Visa, by comparison, is down 5 percent for the year and trades at a cheaper 23 times trailing earnings.
Nygren is not put off by the fact that MasterCard is more expensive by those measures, even as it underperforms its competitors.
"Buying excellent companies at average prices is just as much value investing as buying average companies at exceptional prices," Nygren said.
ANALYST VIEWS
Analysts are largely bullish on the company, with an average target price among analysts tracked by Reuters of $89.02, a figure 22 percent higher than its closing price of $73.42 on Thursday. Twenty-eight out of 35 analysts tracked by Reuters have an overweight or buy rating, with just one, Christopher Donat at Sandler O'Neill Partners, having a sell rating.

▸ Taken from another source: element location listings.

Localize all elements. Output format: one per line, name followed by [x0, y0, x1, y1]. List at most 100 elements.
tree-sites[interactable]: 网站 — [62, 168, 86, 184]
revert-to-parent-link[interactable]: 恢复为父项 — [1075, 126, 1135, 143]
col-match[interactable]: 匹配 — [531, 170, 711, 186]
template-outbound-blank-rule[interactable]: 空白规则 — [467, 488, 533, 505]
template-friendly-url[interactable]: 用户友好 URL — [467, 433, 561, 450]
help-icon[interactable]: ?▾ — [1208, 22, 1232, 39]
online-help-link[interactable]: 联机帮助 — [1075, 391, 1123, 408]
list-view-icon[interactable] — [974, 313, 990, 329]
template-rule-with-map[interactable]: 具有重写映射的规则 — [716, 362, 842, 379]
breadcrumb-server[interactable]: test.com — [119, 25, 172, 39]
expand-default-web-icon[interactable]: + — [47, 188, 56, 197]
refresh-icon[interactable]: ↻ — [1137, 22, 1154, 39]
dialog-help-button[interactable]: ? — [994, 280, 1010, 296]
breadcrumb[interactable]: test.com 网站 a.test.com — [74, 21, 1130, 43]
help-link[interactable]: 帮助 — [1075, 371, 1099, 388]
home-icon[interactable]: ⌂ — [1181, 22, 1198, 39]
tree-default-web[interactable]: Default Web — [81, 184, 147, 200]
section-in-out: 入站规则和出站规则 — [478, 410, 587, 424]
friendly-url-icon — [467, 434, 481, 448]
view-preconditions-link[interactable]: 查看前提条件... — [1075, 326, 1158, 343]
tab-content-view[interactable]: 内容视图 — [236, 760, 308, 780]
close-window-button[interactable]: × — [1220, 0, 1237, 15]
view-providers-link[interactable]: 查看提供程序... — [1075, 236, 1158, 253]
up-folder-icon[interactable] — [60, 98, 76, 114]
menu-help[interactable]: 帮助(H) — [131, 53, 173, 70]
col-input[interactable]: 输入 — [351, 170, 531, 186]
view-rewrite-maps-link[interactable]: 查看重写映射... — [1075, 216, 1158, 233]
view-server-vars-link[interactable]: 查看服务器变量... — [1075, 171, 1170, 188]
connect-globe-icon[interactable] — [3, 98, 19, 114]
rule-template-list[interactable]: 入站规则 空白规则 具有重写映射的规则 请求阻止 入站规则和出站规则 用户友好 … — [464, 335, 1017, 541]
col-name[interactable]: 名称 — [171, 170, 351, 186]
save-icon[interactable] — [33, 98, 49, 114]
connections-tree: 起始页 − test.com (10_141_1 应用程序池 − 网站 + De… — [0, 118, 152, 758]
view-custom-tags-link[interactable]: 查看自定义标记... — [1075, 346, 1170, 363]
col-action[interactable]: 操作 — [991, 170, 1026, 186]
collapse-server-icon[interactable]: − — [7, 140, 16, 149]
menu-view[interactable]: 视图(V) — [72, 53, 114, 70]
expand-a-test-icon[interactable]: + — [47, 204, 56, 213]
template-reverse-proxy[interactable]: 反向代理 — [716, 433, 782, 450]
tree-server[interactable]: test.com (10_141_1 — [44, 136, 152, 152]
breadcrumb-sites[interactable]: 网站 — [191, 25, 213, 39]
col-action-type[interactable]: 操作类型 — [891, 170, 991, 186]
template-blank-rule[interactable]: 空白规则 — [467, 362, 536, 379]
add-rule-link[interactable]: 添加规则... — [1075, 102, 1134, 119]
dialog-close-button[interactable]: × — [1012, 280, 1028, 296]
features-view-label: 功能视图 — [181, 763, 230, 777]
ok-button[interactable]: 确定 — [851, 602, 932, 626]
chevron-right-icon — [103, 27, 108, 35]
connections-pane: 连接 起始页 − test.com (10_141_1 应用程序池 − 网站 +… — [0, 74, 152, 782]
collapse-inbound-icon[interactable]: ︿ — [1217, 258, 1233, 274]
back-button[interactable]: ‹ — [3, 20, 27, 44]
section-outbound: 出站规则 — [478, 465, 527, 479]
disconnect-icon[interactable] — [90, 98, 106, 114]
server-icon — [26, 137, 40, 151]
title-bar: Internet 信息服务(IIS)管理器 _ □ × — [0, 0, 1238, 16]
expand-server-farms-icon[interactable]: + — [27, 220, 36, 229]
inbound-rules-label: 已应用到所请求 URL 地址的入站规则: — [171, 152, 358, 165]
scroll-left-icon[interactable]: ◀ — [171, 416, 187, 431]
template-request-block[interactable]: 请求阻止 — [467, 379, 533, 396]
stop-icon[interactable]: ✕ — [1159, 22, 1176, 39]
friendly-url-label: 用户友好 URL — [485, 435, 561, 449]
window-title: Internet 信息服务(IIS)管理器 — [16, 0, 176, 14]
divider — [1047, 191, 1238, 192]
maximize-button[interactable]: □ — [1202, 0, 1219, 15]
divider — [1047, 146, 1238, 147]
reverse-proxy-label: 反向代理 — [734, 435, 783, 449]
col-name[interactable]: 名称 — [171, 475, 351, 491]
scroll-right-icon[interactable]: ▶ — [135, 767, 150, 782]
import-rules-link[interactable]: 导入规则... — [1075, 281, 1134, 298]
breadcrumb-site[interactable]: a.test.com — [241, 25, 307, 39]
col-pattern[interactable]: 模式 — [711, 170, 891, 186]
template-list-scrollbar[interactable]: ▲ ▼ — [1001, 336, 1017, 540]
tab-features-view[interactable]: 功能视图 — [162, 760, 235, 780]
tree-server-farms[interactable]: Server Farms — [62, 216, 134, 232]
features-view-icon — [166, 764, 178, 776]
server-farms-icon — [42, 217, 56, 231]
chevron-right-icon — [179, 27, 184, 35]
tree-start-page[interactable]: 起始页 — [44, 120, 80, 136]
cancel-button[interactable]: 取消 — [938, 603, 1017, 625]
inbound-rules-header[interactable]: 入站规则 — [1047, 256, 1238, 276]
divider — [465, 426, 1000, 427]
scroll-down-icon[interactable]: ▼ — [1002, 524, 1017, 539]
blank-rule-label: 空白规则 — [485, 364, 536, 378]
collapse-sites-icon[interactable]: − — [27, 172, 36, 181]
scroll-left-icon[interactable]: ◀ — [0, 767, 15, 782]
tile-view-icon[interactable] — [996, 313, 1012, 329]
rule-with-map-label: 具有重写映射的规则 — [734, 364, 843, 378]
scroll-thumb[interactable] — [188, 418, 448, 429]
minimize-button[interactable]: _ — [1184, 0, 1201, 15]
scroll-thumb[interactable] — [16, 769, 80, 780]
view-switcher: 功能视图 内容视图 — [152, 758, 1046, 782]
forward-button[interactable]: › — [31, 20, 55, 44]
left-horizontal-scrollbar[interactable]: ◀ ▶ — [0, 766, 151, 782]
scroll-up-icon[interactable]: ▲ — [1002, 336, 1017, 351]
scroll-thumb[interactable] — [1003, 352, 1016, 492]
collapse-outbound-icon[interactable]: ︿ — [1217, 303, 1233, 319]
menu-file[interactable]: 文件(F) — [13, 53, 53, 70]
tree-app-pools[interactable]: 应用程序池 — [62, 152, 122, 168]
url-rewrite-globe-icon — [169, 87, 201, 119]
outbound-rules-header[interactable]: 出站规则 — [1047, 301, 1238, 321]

Concerns that the company's growth will slow after years of strong performance is one of the main reasons behind its falling stock price this year, said Wedbush's Luria, who has a "hold" rating on the shares and a target price of $80. He recently reduced his 2014 earnings per share estimate for the company to $3.04 from $3.14.
"The upside is less than it used to be," he said, adding that Chase bank's decision early this year to shift customers from MasterCard-branded debit and credit cards to Visa cards will continue to cut into growth.
Mastercard did not comment for this story.
Nygren is not put off by MasterCard's continued declines since he began buying. Shares are down 2.2 percent over the last week alone.
"MasterCard has not helped our performance this year, but there is nothing fundamentally going on at the company that we are concerned about," he said.